Firefighters found the flames already spreading to the second story and declared a second alarm, bringing help from other Ukiah, Hopland and Redwood Valley fire departments. Crews had the fire under control by about 1 a.m., said Ukiah Valley Capt. Syd Dearborn, who directed the firefighting.

Some residents said they woke up at about midnight to find the building on fire and their front doors blocked by the flames, Bartlett said. Air-conditioning units that collapsed into the apartments hampered rescue efforts.

Eleven adults and children escaped the flames through upstairs windows, he said.

They were taken to Ukiah Valley Medical Center for treatment of breathing issues and minor injuries, Bartlett said.

For the Jimenez family, they returned to the complex after being checked for smoke inhalation to find nothing left of their apartment, where they had loved for three years.

"It was very scary," Veronica Jimenez said of the family's escape.

Guillermo Jimenez said he woke first and told his wife, "Wake up there's a fire!"

He rousted their two young daughters and alerted two other people who were staying in the apartment.

They called neighbors, asking for a ladder to help them escape and they were able to climb down to safety.

Six people in the apartment next to the Jimenez's, including at least three children, all jumped out a window.
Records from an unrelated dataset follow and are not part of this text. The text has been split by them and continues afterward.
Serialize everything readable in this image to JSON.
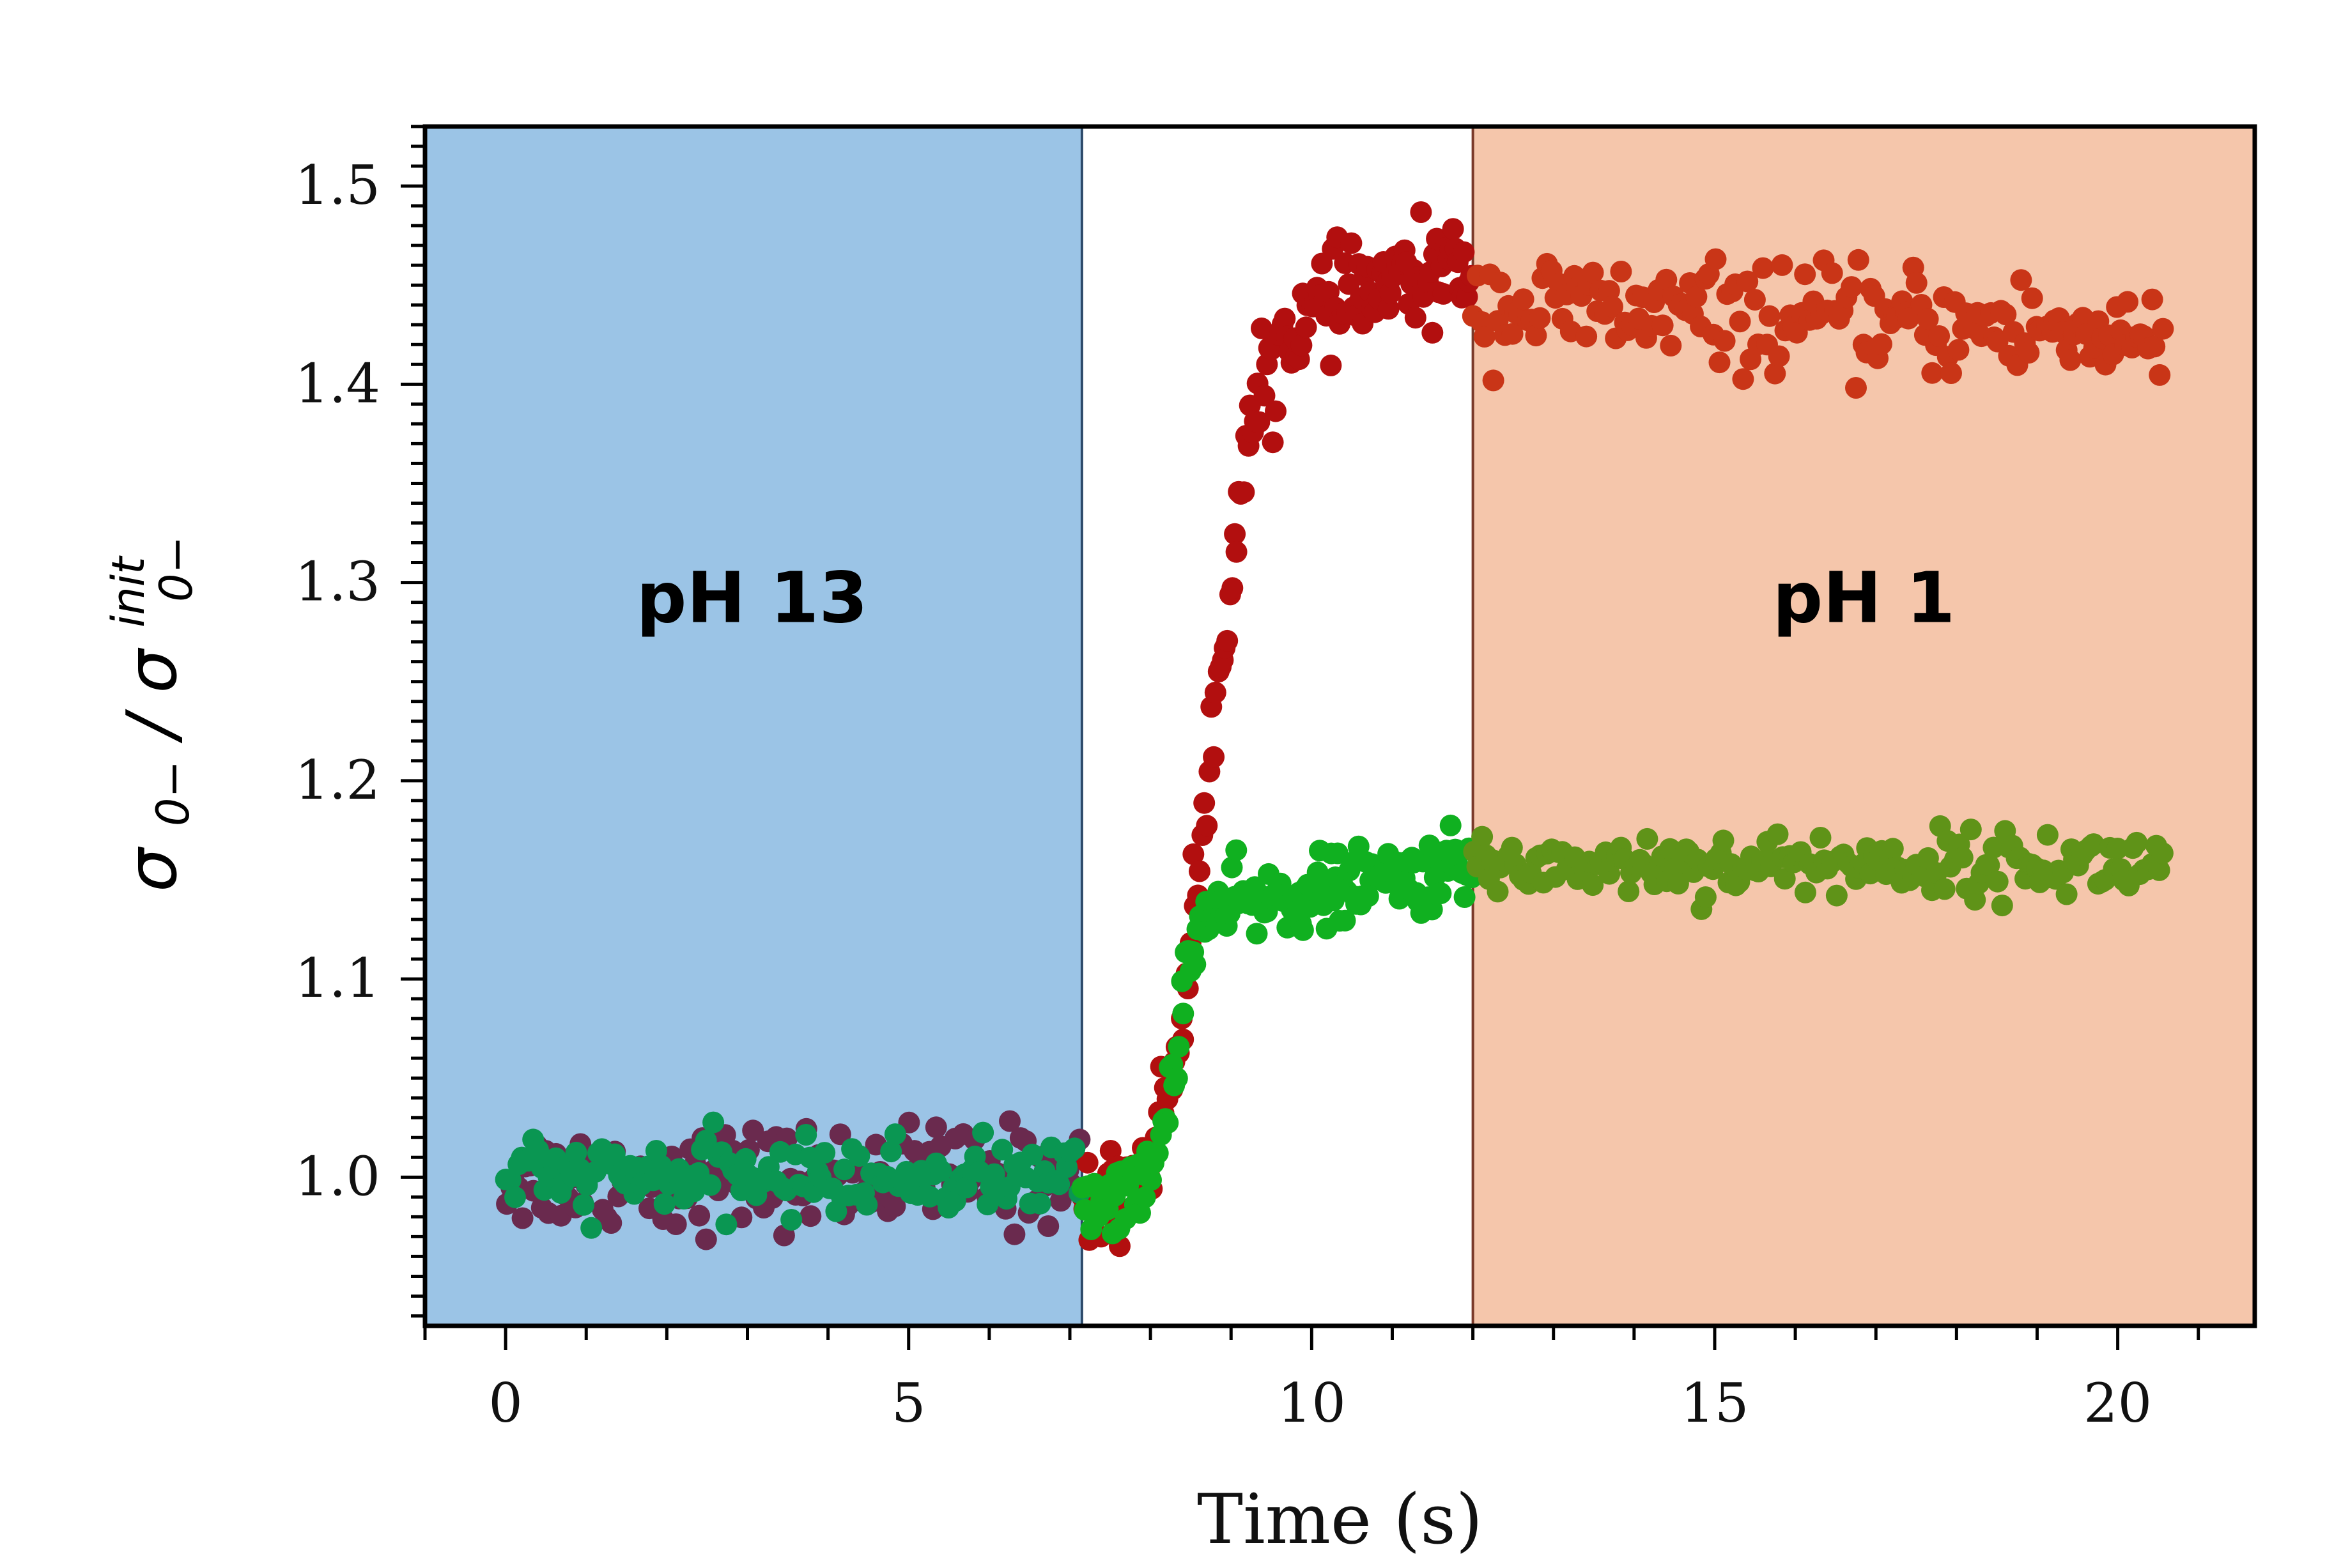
{
  "chart_data": {
    "type": "scatter",
    "title": "",
    "xlabel": "Time (s)",
    "ylabel": {
      "main": "σ",
      "sub": "0−",
      "separator": "/",
      "denominator_main": "σ",
      "denominator_sup": "init",
      "denominator_sub": "0−"
    },
    "xlim": [
      -1.0,
      21.7
    ],
    "ylim": [
      0.925,
      1.53
    ],
    "xticks": [
      0,
      5,
      10,
      15,
      20
    ],
    "xtick_labels": [
      "0",
      "5",
      "10",
      "15",
      "20"
    ],
    "yticks": [
      1.0,
      1.1,
      1.2,
      1.3,
      1.4,
      1.5
    ],
    "ytick_labels": [
      "1.0",
      "1.1",
      "1.2",
      "1.3",
      "1.4",
      "1.5"
    ],
    "regions": [
      {
        "label": "pH 13",
        "x_start": -1.0,
        "x_end": 7.15,
        "color": "#9bc4e6"
      },
      {
        "label": "pH 1",
        "x_start": 12.0,
        "x_end": 21.7,
        "color": "#f5c6ab"
      }
    ],
    "series": [
      {
        "name": "series-red",
        "segments": [
          {
            "x_start": 0.0,
            "x_end": 7.15,
            "color": "#6a2a4e",
            "model": "flat",
            "level": 1.0,
            "noise": 0.013,
            "points": 150
          },
          {
            "x_start": 7.15,
            "x_end": 12.0,
            "color": "#b20f0f",
            "model": "sigmoid",
            "t0": 8.75,
            "width": 0.28,
            "base": 0.985,
            "plateau": 1.44,
            "noise": 0.012,
            "points": 170
          },
          {
            "x_start": 12.0,
            "x_end": 20.6,
            "color": "#c93517",
            "model": "flat",
            "level": 1.44,
            "slope": -0.0018,
            "noise": 0.013,
            "points": 180
          }
        ]
      },
      {
        "name": "series-green",
        "segments": [
          {
            "x_start": 0.0,
            "x_end": 7.15,
            "color": "#0a9652",
            "model": "flat",
            "level": 1.0,
            "noise": 0.009,
            "points": 150
          },
          {
            "x_start": 7.15,
            "x_end": 12.0,
            "color": "#10b020",
            "model": "sigmoid",
            "t0": 8.3,
            "width": 0.12,
            "base": 0.99,
            "plateau": 1.135,
            "rise2": 0.02,
            "noise": 0.009,
            "points": 170
          },
          {
            "x_start": 12.0,
            "x_end": 20.6,
            "color": "#5f9318",
            "model": "flat",
            "level": 1.158,
            "noise": 0.008,
            "points": 180
          }
        ]
      }
    ]
  }
}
They fled so quickly they didn't have time to put on shoes and all were barefoot.

Those neighbors were being treated at the hospital for injuries involving their falls, Veronica Jimenez said.
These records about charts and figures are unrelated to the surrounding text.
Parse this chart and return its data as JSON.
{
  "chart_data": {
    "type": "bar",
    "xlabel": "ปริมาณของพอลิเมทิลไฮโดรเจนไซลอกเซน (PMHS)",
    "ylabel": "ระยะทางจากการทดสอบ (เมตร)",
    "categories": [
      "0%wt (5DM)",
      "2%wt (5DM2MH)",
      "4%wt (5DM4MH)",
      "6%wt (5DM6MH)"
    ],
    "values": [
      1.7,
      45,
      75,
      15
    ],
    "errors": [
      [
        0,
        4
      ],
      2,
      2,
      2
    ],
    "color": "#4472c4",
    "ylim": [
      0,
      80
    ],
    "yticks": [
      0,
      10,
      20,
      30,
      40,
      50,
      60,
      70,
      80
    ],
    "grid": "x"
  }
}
Bartlett said police officers caught some children or adults who had to drop out of their windows.

Neighbor Roger Bristow, whose house is on the same block as the complex, woke shortly after the fire started and saw people fleeing the apartment complex and moving their cars out of the way of the fire.

"The families and the kids who come by here are real familiar," he said. "It's so horrible."

The Red Cross opened a shelter inthe Ukiah High School gym, where 35 of the residents spent the rest of the night.

While classes went on Monday at the school, the fire refugees were offered breakfast and lunch by the school, with Red Cross officials planning to provide dinner.

Several residents who didn't speak English were getting translation help from two students.

The high school shelter remained open Monday night. Red Cross officials were working with school administrators and authorities to determine how long to keep the shelter open.